Friday, October 18, 2019

The Heart of Worship

Growing up in a Christian/Pentecostal type church that always seemed to have a great worship service, cheesy I know, but listening to those songs reminds me of the faith I had. Listening to certain songs I still recognize the remaining faith within me. Even though I'm at a different place and time in my life those words have new and yet existing meaning. I find myself in tears listening to the songs of worship, as I lift my voice up to the God I believe in, the God that protects me, loves me and guides me through this life. I find myself in tears because I'm overwhelmed with truth, love and grace. I've never been the best singer but I always gave it my all. That's how I was with most things I did, I did them with all my heart.
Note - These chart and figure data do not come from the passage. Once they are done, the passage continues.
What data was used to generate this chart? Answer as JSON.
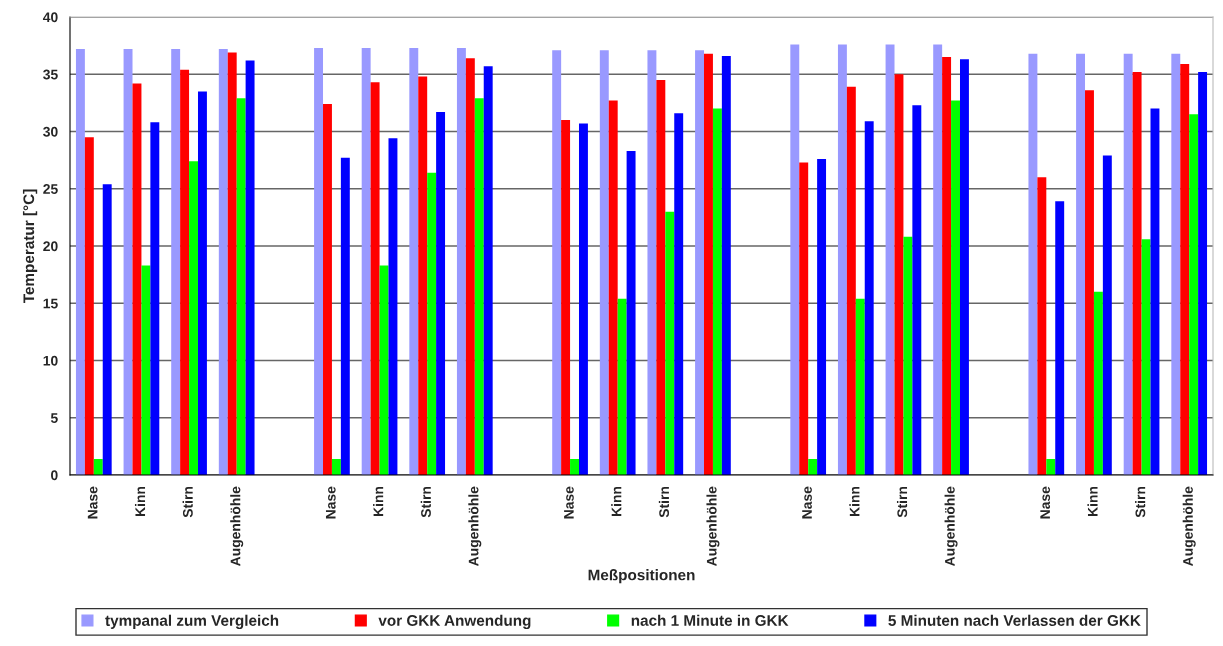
{
  "chart_data": {
    "type": "bar",
    "xlabel": "Meßpositionen",
    "ylabel": "Temperatur [°C]",
    "categories": [
      "Nase",
      "Kinn",
      "Stirn",
      "Augenhöhle",
      null,
      "Nase",
      "Kinn",
      "Stirn",
      "Augenhöhle",
      null,
      "Nase",
      "Kinn",
      "Stirn",
      "Augenhöhle",
      null,
      "Nase",
      "Kinn",
      "Stirn",
      "Augenhöhle",
      null,
      "Nase",
      "Kinn",
      "Stirn",
      "Augenhöhle"
    ],
    "series": [
      {
        "name": "tympanal zum Vergleich",
        "color": "#9999ff",
        "values": [
          37.2,
          37.2,
          37.2,
          37.2,
          null,
          37.3,
          37.3,
          37.3,
          37.3,
          null,
          37.1,
          37.1,
          37.1,
          37.1,
          null,
          37.6,
          37.6,
          37.6,
          37.6,
          null,
          36.8,
          36.8,
          36.8,
          36.8
        ]
      },
      {
        "name": "vor GKK Anwendung",
        "color": "#ff0000",
        "values": [
          29.5,
          34.2,
          35.4,
          36.9,
          null,
          32.4,
          34.3,
          34.8,
          36.4,
          null,
          31.0,
          32.7,
          34.5,
          36.8,
          null,
          27.3,
          33.9,
          35.0,
          36.5,
          null,
          26.0,
          33.6,
          35.2,
          35.9
        ]
      },
      {
        "name": "nach 1 Minute in GKK",
        "color": "#00ff00",
        "values": [
          1.4,
          18.3,
          27.4,
          32.9,
          null,
          1.4,
          18.3,
          26.4,
          32.9,
          null,
          1.4,
          15.4,
          23.0,
          32.0,
          null,
          1.4,
          15.4,
          20.8,
          32.7,
          null,
          1.4,
          16.0,
          20.6,
          31.5
        ]
      },
      {
        "name": "5 Minuten nach Verlassen der GKK",
        "color": "#0000ff",
        "values": [
          25.4,
          30.8,
          33.5,
          36.2,
          null,
          27.7,
          29.4,
          31.7,
          35.7,
          null,
          30.7,
          28.3,
          31.6,
          36.6,
          null,
          27.6,
          30.9,
          32.3,
          36.3,
          null,
          23.9,
          27.9,
          32.0,
          35.2
        ]
      }
    ],
    "ylim": [
      0,
      40
    ],
    "yticks": [
      0,
      5,
      10,
      15,
      20,
      25,
      30,
      35,
      40
    ],
    "grid": "y",
    "legend": "bottom"
  }
}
I realize, just now, that I haven't been giving it my all these past few years. I wonder why things fall apart and crumble before I even get started and it's because I'm not giving it all I have. I've given up before it's begun. I've been living in the fear that if I put my all into something and it fails that I will lose everything I have...but what do I really have to lose at this point? I need to start giving everything that I do everything I've got. I fear that I don't have the energy, the will, the emotional capacity, the mental capacity, I've been limiting myself because of all the pain I don't want to suffer through anymore. I can't live in fear anymore because that means I'm not living. I'm so terrified of taking this leap but I know that it's time. I need to have faith not just in God but in myself as well...my philosophy/theology is probably skewed here...my faith is what has brought me this far. Even during my weakest moments when my faith seemed nil to none, faith found me. I learned to worship on my own behind closed doors, not because I'm ashamed but because it gave me a chance to connect on my own. To focus on the heart of worship and not worried about the politics of a church or other people judging me on how loud I sang, if I raised my hands to the sky or not. I'm not perfect, I know this and yet I continue to seek someone that accepts me with all my flaws forgetting that I've already been accepted by the one who matters.